Abstract

The dissolution of Cu and Zn, and of three CuZn alloys in solutions of different concentrations of HNO3 was studied by the thermometric technique. The variation of ΔT (i.e. Tm − Ti) and the reaction number (R.N.) with the concentration of the attacking acid followed the relations:ΔT=A1(C−C0) andR.N.=A2Cn, successively. Based on the values of the constants A1, Co, A2 and n, the rate of dissolution of the different materials was found to increase in the order: Cu < Alloy I (70.5%Cu) < Alloy III (58.00%Cu) < Alloy II (62.00%Cu) < Zn. A break was noted in the thermometric curves of Alloy I. This was due to the primary attack on the Zn-component of the alloy, and was confirmed by studying the effect of the initial temperature, Ti, and the area/volume ratio on the shape of the curves, as well as by chemically analysing the corroding solution for both Cu2+ and Zn2+. The effect of the concentration of HCl, H2SO4, H3PO4 and of their salts on the reaction number of the alloys in 4N HNO3 was examined in detail. The adsorption of the foreign acid anion on the metal surface retarded dissolution.
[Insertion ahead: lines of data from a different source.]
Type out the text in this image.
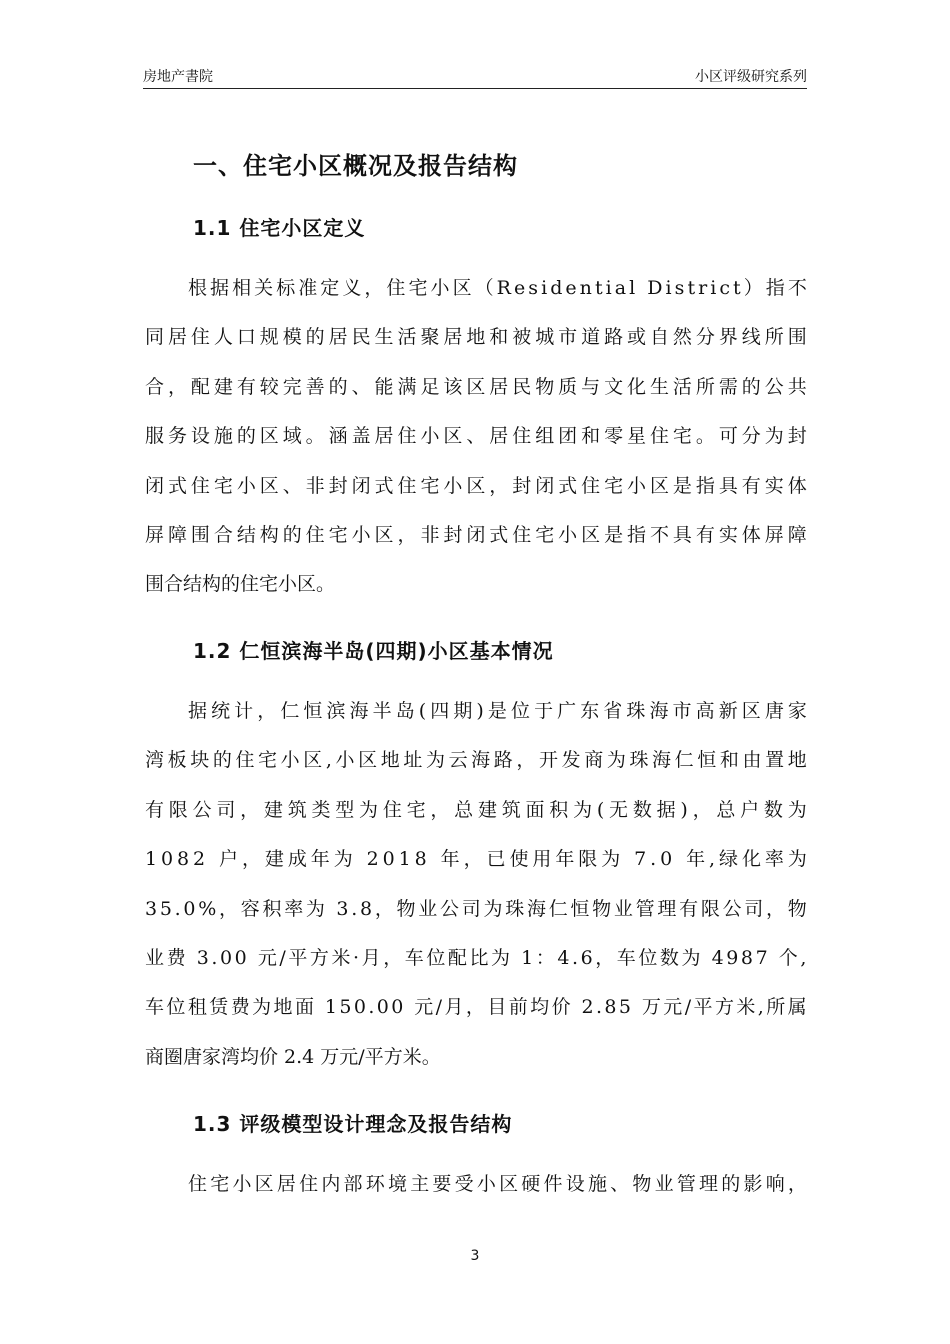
房地产書院	小区评级研究系列
一、住宅小区概况及报告结构
1.1 住宅小区定义
根 据 相 关 标 准 定 义 ， 住 宅 小 区 （ R e s i d e n t i a l
D i s t r i c t ） 指 不
同 居 住 人 口 规 模 的 居 民 生 活 聚 居 地 和 被 城 市 道 路 或 自 然 分 界 线 所 围
合 ， 配 建 有 较 完 善 的 、 能 满 足 该 区 居 民 物 质 与 文 化 生 活 所 需 的 公 共
服 务 设 施 的 区 域 。 涵 盖 居 住 小 区 、 居 住 组 团 和 零 星 住 宅 。 可 分 为 封
闭 式 住 宅 小 区 、 非 封 闭 式 住 宅 小 区 ， 封 闭 式 住 宅 小 区 是 指 具 有 实 体
屏 障 围 合 结 构 的 住 宅 小 区 ， 非 封 闭 式 住 宅 小 区 是 指 不 具 有 实 体 屏 障
围合结构的住宅小区。
1.2 仁恒滨海半岛(四期)小区基本情况
据 统 计 ， 仁 恒 滨 海 半 岛 ( 四 期 ) 是 位 于 广 东 省 珠 海 市 高 新 区 唐 家
湾 板 块 的 住 宅 小 区 , 小 区 地 址 为 云 海 路 ， 开 发 商 为 珠 海 仁 恒 和 由 置 地
有 限 公 司 ， 建 筑 类 型 为 住 宅 ， 总 建 筑 面 积 为 ( 无 数 据 ) ， 总 户 数 为
1 0 8 2
户 ， 建 成 年 为
2 0 1 8
年 ， 已 使 用 年 限 为
7 . 0
年 , 绿 化 率 为
3 5 . 0 % ， 容 积 率 为
3 . 8 ， 物 业 公 司 为 珠 海 仁 恒 物 业 管 理 有 限 公 司 ， 物
业 费
3 . 0 0
元 / 平 方 米 · 月 ， 车 位 配 比 为
1 ： 4 . 6 ， 车 位 数 为
4 9 8 7
个 ,
车 位 租 赁 费 为 地 面
1 5 0 . 0 0
元 / 月 ， 目 前 均 价
2 . 8 5
万 元 / 平 方 米 , 所 属
商圈唐家湾均价 2.4 万元/平方米。
1.3 评级模型设计理念及报告结构
住 宅 小 区 居 住 内 部 环 境 主 要 受 小 区 硬 件 设 施 、 物 业 管 理 的 影 响 ，
3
Inhibition increased in the succession: Cl− < HSO4− < H3PO4−. The alloys were not affected by cold 4N HCl, H2SO4 or H3PO4. Attack could be initiated in the case of the first two acids through the addition of KNO3. The thermometric curves were characterized by long incubation periods, by sharp temperature maxima and by the rapid decrease of temperature thereafter. This supported the conclusion that attack was of the pitting rather than of the general type. Because of stronger anion adsorption, attack in 4N H2SO4 was much lower than in 4N HCl. No attack was recorded in 4N H3PO4. Parallelism between corrosion assessment by the thermometric technique and by the weight loss method was established.